NUMBERS LOOKING UP – The loosening of travel restrictions has resulted in year-to-date 2022 hotel occupancy in Victoria up 123 per cent over the same period in 2021. And that is reflected at the cash register. The average daily room
rate is up 144 per cent while revenue per available room is 178 per cent higher. Darlene Hollstein, of Destination Greater Victoria said the organization notes that the Greater Victoria visitor economy continues to face challenges such as significant debt
loads, tight labour market conditions, and pressures due to inflation. Officials note the push is on to open more hotels in the capital city.
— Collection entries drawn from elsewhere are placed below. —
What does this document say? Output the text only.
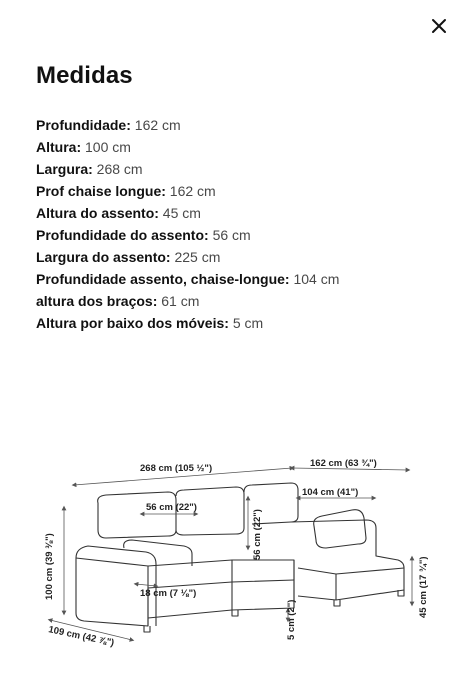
Medidas
Profundidade: 162 cm
Altura: 100 cm
Largura: 268 cm
Prof chaise longue: 162 cm
Altura do assento: 45 cm
Profundidade do assento: 56 cm
Largura do assento: 225 cm
Profundidade assento, chaise-longue: 104 cm
altura dos braços: 61 cm
Altura por baixo dos móveis: 5 cm
268 cm (105 ½")	162 cm (63 ¾")
104 cm (41")
56 cm (22")
56 cm (22")
100 cm (39 ⅜")	18 cm (7 ⅛")
109 cm (42 ⅞")	5 cm (2")
45 cm (17 ¾")
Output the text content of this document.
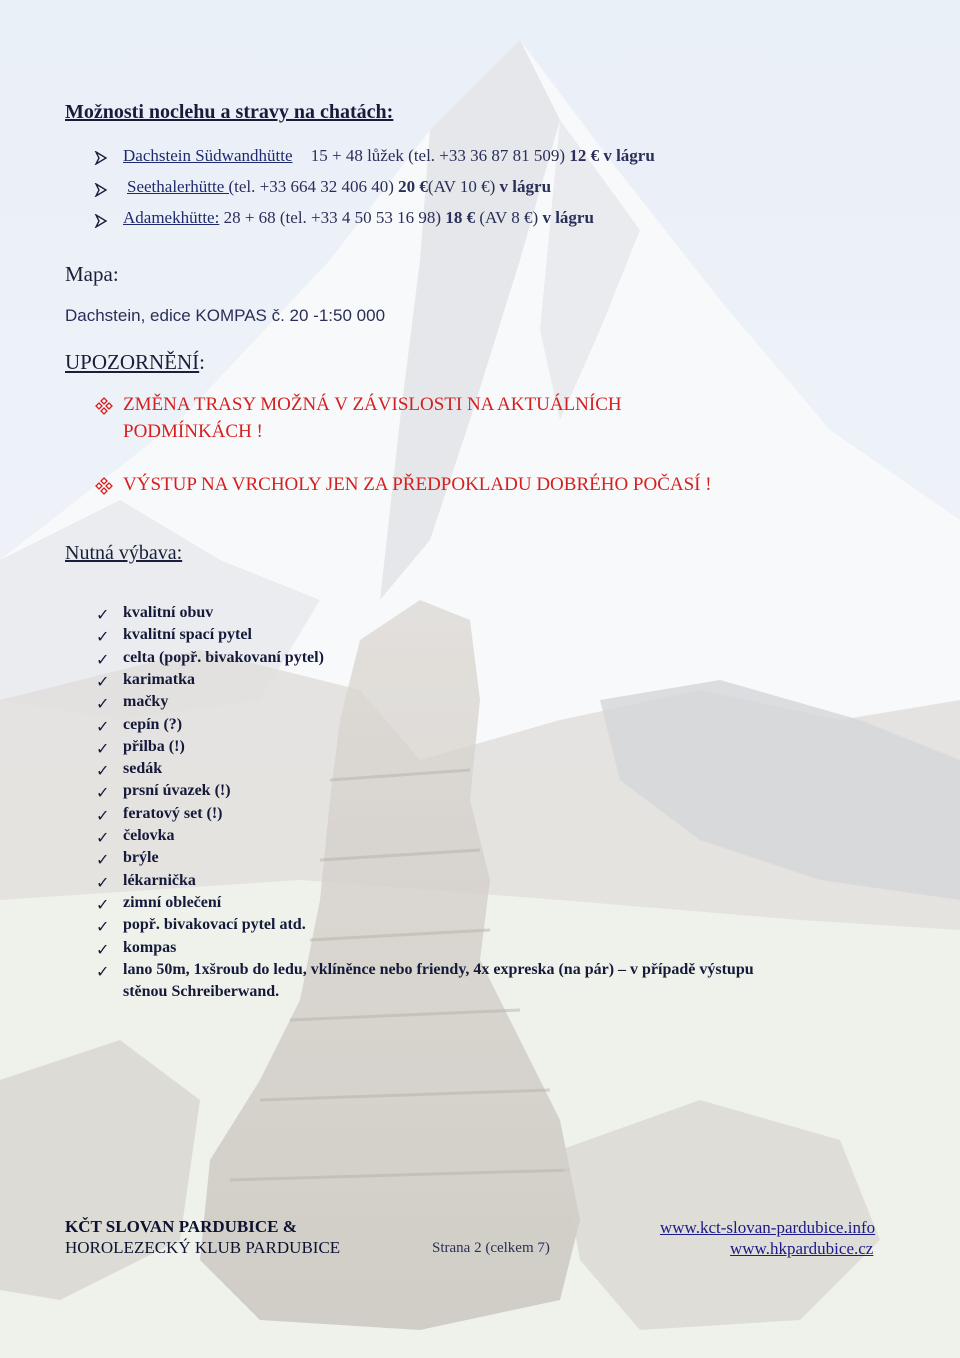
Možnosti noclehu a stravy na chatách:
Dachstein Südwandhütte 15 + 48 lůžek (tel. +33 36 87 81 509) 12 € v lágru
Seethalerhütte (tel. +33 664 32 406 40) 20 €(AV 10 €) v lágru
Adamekhütte: 28 + 68 (tel. +33 4 50 53 16 98) 18 € (AV 8 €) v lágru
Mapa:
Dachstein, edice KOMPAS č. 20 -1:50 000
UPOZORNĚNÍ:
ZMĚNA TRASY MOŽNÁ V ZÁVISLOSTI NA AKTUÁLNÍCH
PODMÍNKÁCH !
VÝSTUP NA VRCHOLY JEN ZA PŘEDPOKLADU DOBRÉHO POČASÍ !
Nutná výbava:
✓ kvalitní obuv
✓ kvalitní spací pytel
✓ celta (popř. bivakovaní pytel)
✓ karimatka
✓ mačky
✓ cepín (?)
✓ přilba (!)
✓ sedák
✓ prsní úvazek (!)
✓ feratový set (!)
✓ čelovka
✓ brýle
✓ lékarnička
✓ zimní oblečení
✓ popř. bivakovací pytel atd.
✓ kompas
✓ lano 50m, 1xšroub do ledu, vklíněnce nebo friendy, 4x expreska (na pár) – v případě výstupu
stěnou Schreiberwand.
KČT SLOVAN PARDUBICE &
HOROLEZECKÝ KLUB PARDUBICE	Strana 2 (celkem 7)
www.kct-slovan-pardubice.info
www.hkpardubice.cz
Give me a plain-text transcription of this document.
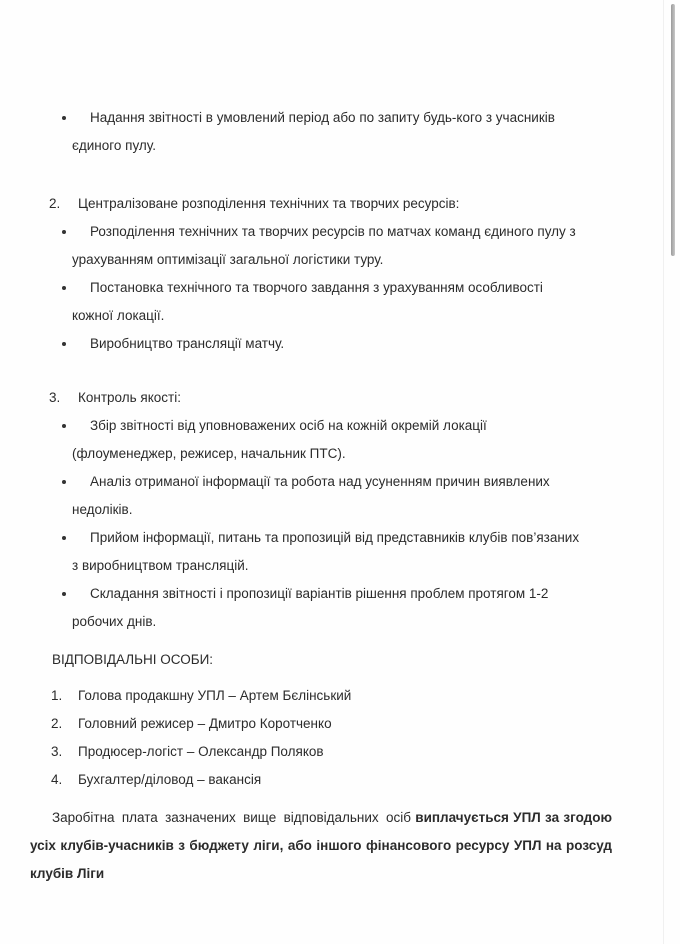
Надання звітності в умовлений період або по запиту будь-кого з учасників
єдиного пулу.
2. Централізоване розподілення технічних та творчих ресурсів:
Розподілення технічних та творчих ресурсів по матчах команд єдиного пулу з
урахуванням оптимізації загальної логістики туру.
Постановка технічного та творчого завдання з урахуванням особливості
кожної локації.
Виробництво трансляції матчу.
3. Контроль якості:
Збір звітності від уповноважених осіб на кожній окремій локації
(флоуменеджер, режисер, начальник ПТС).
Аналіз отриманої інформації та робота над усуненням причин виявлених
недоліків.
Прийом інформації, питань та пропозицій від представників клубів пов’язаних
з виробництвом трансляцій.
Складання звітності і пропозиції варіантів рішення проблем протягом 1-2
робочих днів.
ВІДПОВІДАЛЬНІ ОСОБИ:
1. Голова продакшну УПЛ – Артем Бєлінський
2. Головний режисер – Дмитро Коротченко
3. Продюсер-логіст – Олександр Поляков
4. Бухгалтер/діловод – вакансія
Заробітна плата зазначених вище відповідальних осіб виплачується УПЛ за згодою усіх клубів-учасників з бюджету ліги, або іншого фінансового ресурсу УПЛ на розсуд клубів Ліги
FOR UKRAINIAN REFUGEES – British Columbia is smoothing the way for Ukrainian refugees coming to our province. The government is expected to waive the three-month waiting period for health care and the international student fees for them. Municipal Affairs Minister Nathan Cullen said the province is working on better understanding what supports will be provided by federal government. B.C. will ensure options are available for housing and barriers
are eliminated for accessing the health care and education system, he said.
WE HAVE NO BANANAS TODAY – There’s not much value in an incentive program for electric vehicles when actually getting your hands on one remains nearly impossible.
The federal government is extending an incentive plan as part of its 2030 Emissions Reduction Plan, earmarking $1.7 billion to incentivize the sale of zero-emission vehicles, topping up the federal program that rebates up to $5,000 for cars priced under $45,000.
The used car market is such that even used electric vehicles are getting hard to find.